I tried to prove forall PQ R: Prop, P -> Q -> (P -> Q -> R) -> R . My proof is the following.

Goal forall P Q R : Prop, P -> Q -> (P -> Q -> R) -> R.
Proof.
  intros P Q R H1 H2 H3.
  apply H3 in H1.
  exact H1.
  exact H2.
Qed.

When apply H3 in H1, two goals will appear. However, I want to obtain R more directly like apply H3 in H1 and H2 . But I couldn't find such a way. How do I achieve this?

I already know that the following is also fine. But this is not what I want.

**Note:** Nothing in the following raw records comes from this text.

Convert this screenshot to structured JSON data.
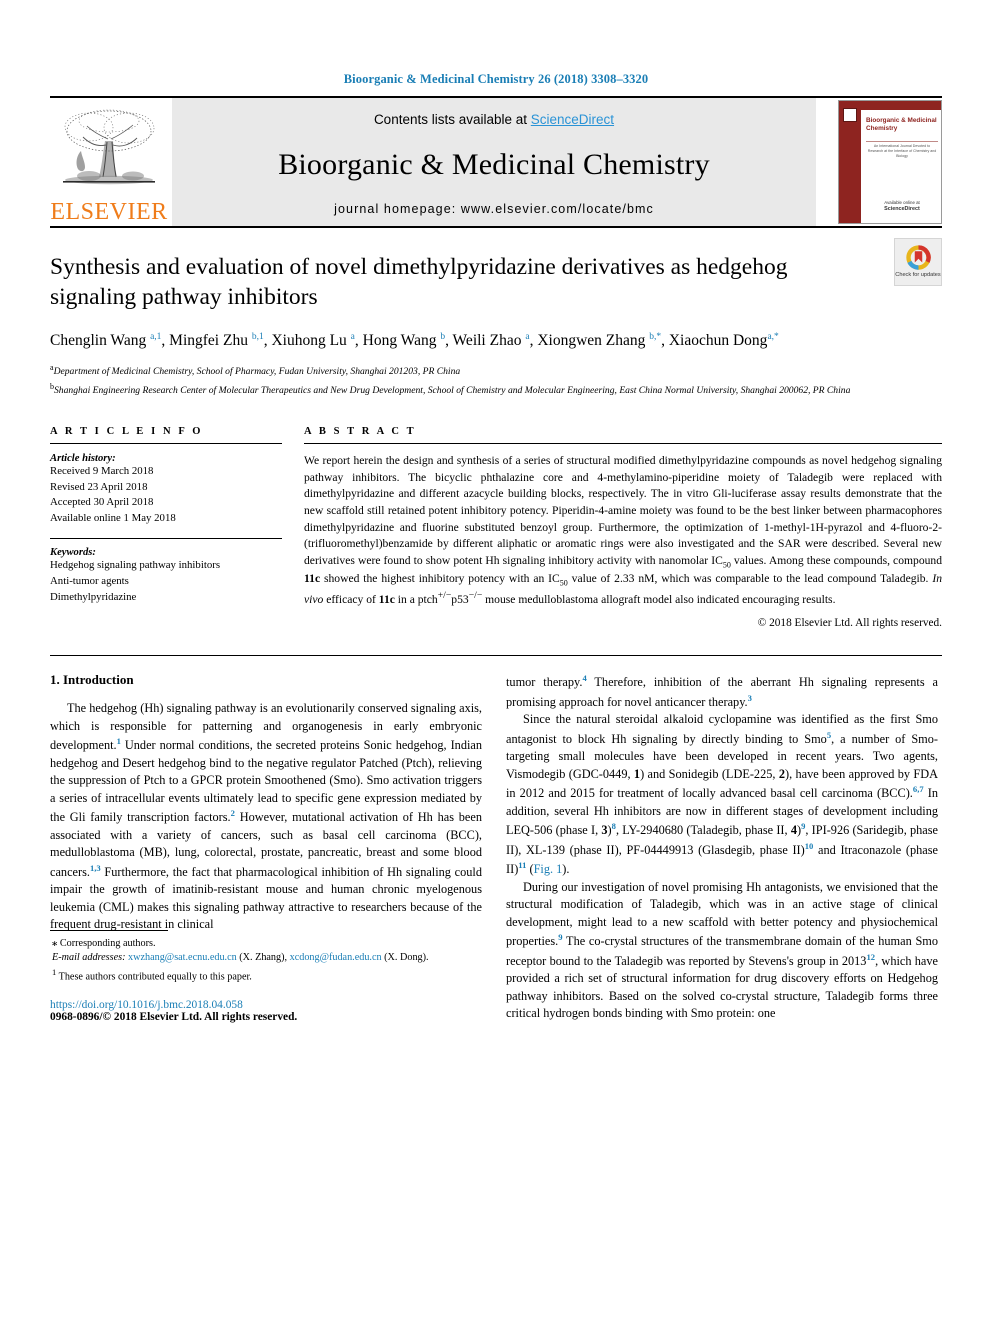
{
  "running_head": "Bioorganic & Medicinal Chemistry 26 (2018) 3308–3320",
  "masthead": {
    "contents_prefix": "Contents lists available at ",
    "sciencedirect": "ScienceDirect",
    "journal_title": "Bioorganic & Medicinal Chemistry",
    "homepage": "journal homepage: www.elsevier.com/locate/bmc",
    "publisher_logo_text": "ELSEVIER",
    "cover": {
      "title": "Bioorganic & Medicinal Chemistry",
      "subtitle": "An International Journal Devoted to Research at the Interface of Chemistry and Biology",
      "bottom_label": "Available online at",
      "bottom_brand": "ScienceDirect"
    },
    "accent_blue": "#2a93d6",
    "elsevier_orange": "#ef7c1a"
  },
  "article": {
    "title": "Synthesis and evaluation of novel dimethylpyridazine derivatives as hedgehog signaling pathway inhibitors",
    "crossmark_label": "Check for updates",
    "authors_html": "Chenglin Wang <sup>a,1</sup>, Mingfei Zhu <sup>b,1</sup>, Xiuhong Lu <sup>a</sup>, Hong Wang <sup>b</sup>, Weili Zhao <sup>a</sup>, Xiongwen Zhang <sup>b,</sup><sup>*</sup>, Xiaochun Dong<sup>a,</sup><sup>*</sup>",
    "affiliations": [
      {
        "marker": "a",
        "text": "Department of Medicinal Chemistry, School of Pharmacy, Fudan University, Shanghai 201203, PR China"
      },
      {
        "marker": "b",
        "text": "Shanghai Engineering Research Center of Molecular Therapeutics and New Drug Development, School of Chemistry and Molecular Engineering, East China Normal University, Shanghai 200062, PR China"
      }
    ]
  },
  "article_info": {
    "heading": "A R T I C L E   I N F O",
    "history_label": "Article history:",
    "history": [
      "Received 9 March 2018",
      "Revised 23 April 2018",
      "Accepted 30 April 2018",
      "Available online 1 May 2018"
    ],
    "keywords_label": "Keywords:",
    "keywords": [
      "Hedgehog signaling pathway inhibitors",
      "Anti-tumor agents",
      "Dimethylpyridazine"
    ]
  },
  "abstract": {
    "heading": "A B S T R A C T",
    "paragraph_html": "We report herein the design and synthesis of a series of structural modified dimethylpyridazine compounds as novel hedgehog signaling pathway inhibitors. The bicyclic phthalazine core and 4-methylamino-piperidine moiety of Taladegib were replaced with dimethylpyridazine and different azacycle building blocks, respectively. The in vitro Gli-luciferase assay results demonstrate that the new scaffold still retained potent inhibitory potency. Piperidin-4-amine moiety was found to be the best linker between pharmacophores dimethylpyridazine and fluorine substituted benzoyl group. Furthermore, the optimization of 1-methyl-1H-pyrazol and 4-fluoro-2-(trifluoromethyl)benzamide by different aliphatic or aromatic rings were also investigated and the SAR were described. Several new derivatives were found to show potent Hh signaling inhibitory activity with nanomolar IC<sub>50</sub> values. Among these compounds, compound <b>11c</b> showed the highest inhibitory potency with an IC<sub>50</sub> value of 2.33 nM, which was comparable to the lead compound Taladegib. <i>In vivo</i> efficacy of <b>11c</b> in a ptch<sup>+/−</sup>p53<sup>−/−</sup> mouse medulloblastoma allograft model also indicated encouraging results.",
    "copyright": "© 2018 Elsevier Ltd. All rights reserved."
  },
  "body": {
    "section_heading": "1. Introduction",
    "left_paragraph_html": "The hedgehog (Hh) signaling pathway is an evolutionarily conserved signaling axis, which is responsible for patterning and organogenesis in early embryonic development.<sup class=\"ref\">1</sup> Under normal conditions, the secreted proteins Sonic hedgehog, Indian hedgehog and Desert hedgehog bind to the negative regulator Patched (Ptch), relieving the suppression of Ptch to a GPCR protein Smoothened (Smo). Smo activation triggers a series of intracellular events ultimately lead to specific gene expression mediated by the Gli family transcription factors.<sup class=\"ref\">2</sup> However, mutational activation of Hh has been associated with a variety of cancers, such as basal cell carcinoma (BCC), medulloblastoma (MB), lung, colorectal, prostate, pancreatic, breast and some blood cancers.<sup class=\"ref\">1,3</sup> Furthermore, the fact that pharmacological inhibition of Hh signaling could impair the growth of imatinib-resistant mouse and human chronic myelogenous leukemia (CML) makes this signaling pathway attractive to researchers because of the frequent drug-resistant in clinical",
    "right_paragraph_1_html": "tumor therapy.<sup class=\"ref\">4</sup> Therefore, inhibition of the aberrant Hh signaling represents a promising approach for novel anticancer therapy.<sup class=\"ref\">3</sup>",
    "right_paragraph_2_html": "Since the natural steroidal alkaloid cyclopamine was identified as the first Smo antagonist to block Hh signaling by directly binding to Smo<sup class=\"ref\">5</sup>, a number of Smo-targeting small molecules have been developed in recent years. Two agents, Vismodegib (GDC-0449, <b>1</b>) and Sonidegib (LDE-225, <b>2</b>), have been approved by FDA in 2012 and 2015 for treatment of locally advanced basal cell carcinoma (BCC).<sup class=\"ref\">6,7</sup> In addition, several Hh inhibitors are now in different stages of development including LEQ-506 (phase I, <b>3</b>)<sup class=\"ref\">8</sup>, LY-2940680 (Taladegib, phase II, <b>4</b>)<sup class=\"ref\">9</sup>, IPI-926 (Saridegib, phase II), XL-139 (phase II), PF-04449913 (Glasdegib, phase II)<sup class=\"ref\">10</sup> and Itraconazole (phase II)<sup class=\"ref\">11</sup> (<span class=\"figlink\">Fig. 1</span>).",
    "right_paragraph_3_html": "During our investigation of novel promising Hh antagonists, we envisioned that the structural modification of Taladegib, which was in an active stage of clinical development, might lead to a new scaffold with better potency and physiochemical properties.<sup class=\"ref\">9</sup> The co-crystal structures of the transmembrane domain of the human Smo receptor bound to the Taladegib was reported by Stevens's group in 2013<sup class=\"ref\">12</sup>, which have provided a rich set of structural information for drug discovery efforts on Hedgehog pathway inhibitors. Based on the solved co-crystal structure, Taladegib forms three critical hydrogen bonds binding with Smo protein: one"
  },
  "footnotes": {
    "corresponding_html": "<b>⁎</b> Corresponding authors.",
    "email_html": "<i>E-mail addresses:</i> <span class=\"link\">xwzhang@sat.ecnu.edu.cn</span> (X. Zhang), <span class=\"link\">xcdong@fudan.edu.cn</span> (X. Dong).",
    "equal_contrib_html": "<sup>1</sup> These authors contributed equally to this paper.",
    "doi": "https://doi.org/10.1016/j.bmc.2018.04.058",
    "issn_line": "0968-0896/© 2018 Elsevier Ltd. All rights reserved."
  }
}
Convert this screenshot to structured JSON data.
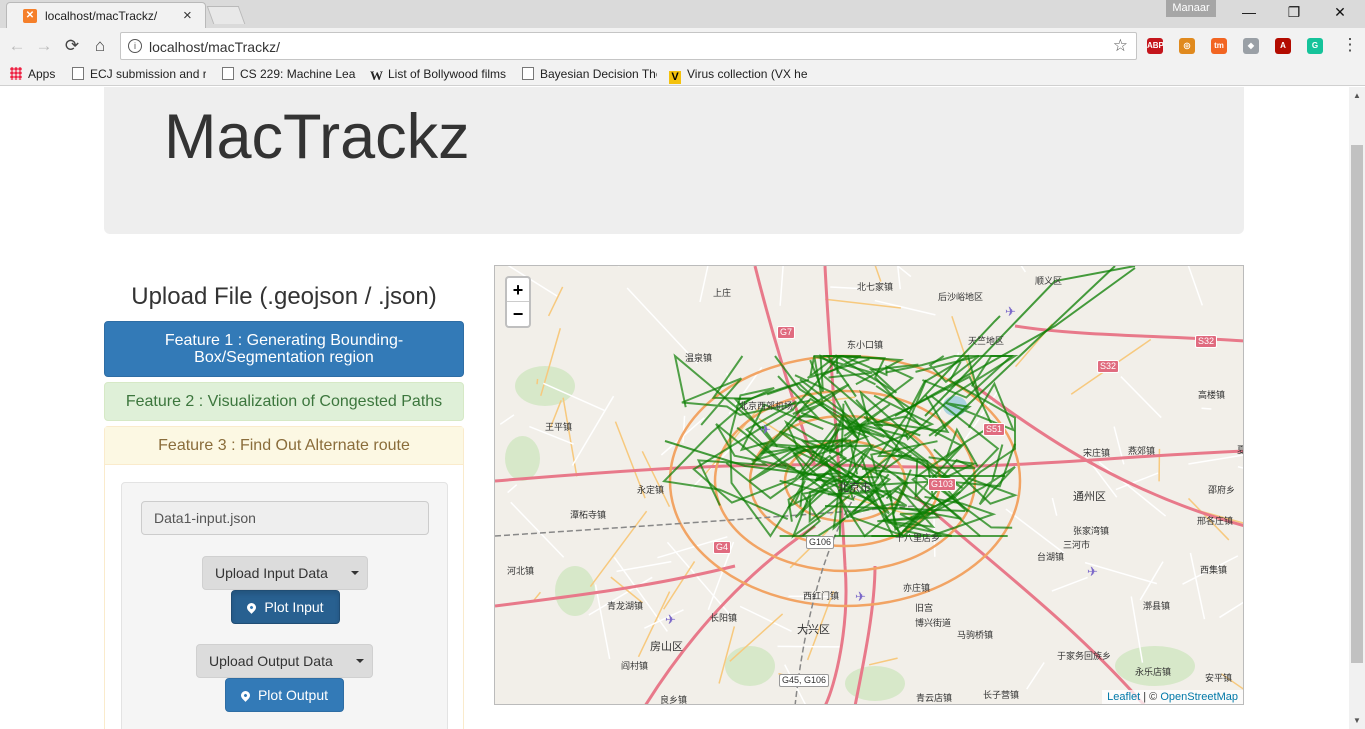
{
  "browser": {
    "tab_title": "localhost/macTrackz/",
    "tab_close": "×",
    "profile_name": "Manaar",
    "url": "localhost/macTrackz/",
    "window_controls": [
      "—",
      "❐",
      "✕"
    ],
    "bookmarks": [
      {
        "label": "Apps",
        "icon": "apps-icon"
      },
      {
        "label": "ECJ submission and re",
        "icon": "doc-icon"
      },
      {
        "label": "CS 229: Machine Lear",
        "icon": "doc-icon"
      },
      {
        "label": "List of Bollywood films",
        "icon": "wiki-icon"
      },
      {
        "label": "Bayesian Decision The",
        "icon": "doc-icon"
      },
      {
        "label": "Virus collection (VX he",
        "icon": "v-icon"
      }
    ],
    "extensions": [
      {
        "name": "adblock-icon",
        "label": "ABP",
        "color": "#c4151c"
      },
      {
        "name": "extension-orange-icon",
        "label": "◎",
        "color": "#e08a1e"
      },
      {
        "name": "tm-icon",
        "label": "tm",
        "color": "#f26522"
      },
      {
        "name": "cube-icon",
        "label": "◆",
        "color": "#9aa0a6"
      },
      {
        "name": "pdf-icon",
        "label": "A",
        "color": "#b30b00"
      },
      {
        "name": "grammarly-icon",
        "label": "G",
        "color": "#15c39a"
      }
    ]
  },
  "page": {
    "title": "MacTrackz",
    "upload_title": "Upload File (.geojson / .json)",
    "feature1": "Feature 1 : Generating Bounding-Box/Segmentation region",
    "feature2": "Feature 2 : Visualization of Congested Paths",
    "feature3": "Feature 3 : Find Out Alternate route",
    "file_value": "Data1-input.json",
    "upload_input_label": "Upload Input Data",
    "plot_input_label": "Plot Input",
    "upload_output_label": "Upload Output Data",
    "plot_output_label": "Plot Output"
  },
  "map": {
    "zoom_in": "+",
    "zoom_out": "−",
    "attribution_leaflet": "Leaflet",
    "attribution_sep": " | © ",
    "attribution_osm": "OpenStreetMap",
    "track_color": "#0a7d00",
    "labels": [
      "上庄",
      "北七家镇",
      "后沙峪地区",
      "顺义区",
      "温泉镇",
      "东小口镇",
      "天竺地区",
      "北京西郊机场",
      "王平镇",
      "永定镇",
      "北京市",
      "宋庄镇",
      "燕郊镇",
      "通州区",
      "潭柘寺镇",
      "十八里店乡",
      "张家湾镇",
      "台湖镇",
      "河北镇",
      "亦庄镇",
      "西红门镇",
      "青龙湖镇",
      "长阳镇",
      "大兴区",
      "旧宫",
      "博兴街道",
      "马驹桥镇",
      "房山区",
      "阎村镇",
      "良乡镇",
      "青云店镇",
      "长子营镇",
      "于家务回族乡",
      "永乐店镇",
      "安平镇",
      "西集镇",
      "漷县镇",
      "高楼镇",
      "邵府乡",
      "邢各庄镇",
      "夏垫",
      "三河市"
    ],
    "shields": [
      "G7",
      "S32",
      "S32",
      "S51",
      "G4",
      "G106",
      "G103",
      "G45, G106"
    ]
  }
}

I don't want to increase goals.

Goal forall P Q R : Prop, P -> Q -> (P -> Q -> R) -> R.
Proof.
  intros P Q R H1 H2 H3.
  apply H3.
  exact H1.
  exact H2.
Qed.

Answer 1

You can apply H1 and H2 to H3 yourself directly, without using the apply tactic.

Your H3 is of type P -> Q -> R (a function that takes proofs of P and Q and returns a proof of R ). So, the expression H3 H1 H2 has type R .

With this you can simplify your proof to the following:

Goal forall P Q R : Prop, P -> Q -> (P -> Q -> R) -> R.
Proof.
  intros P Q R H1 H2 H3.
  apply (H3 H1 H2).
Qed.

In fact, your proof is exactly the same as the one above because all the apply tactic does is applying a function to an argument.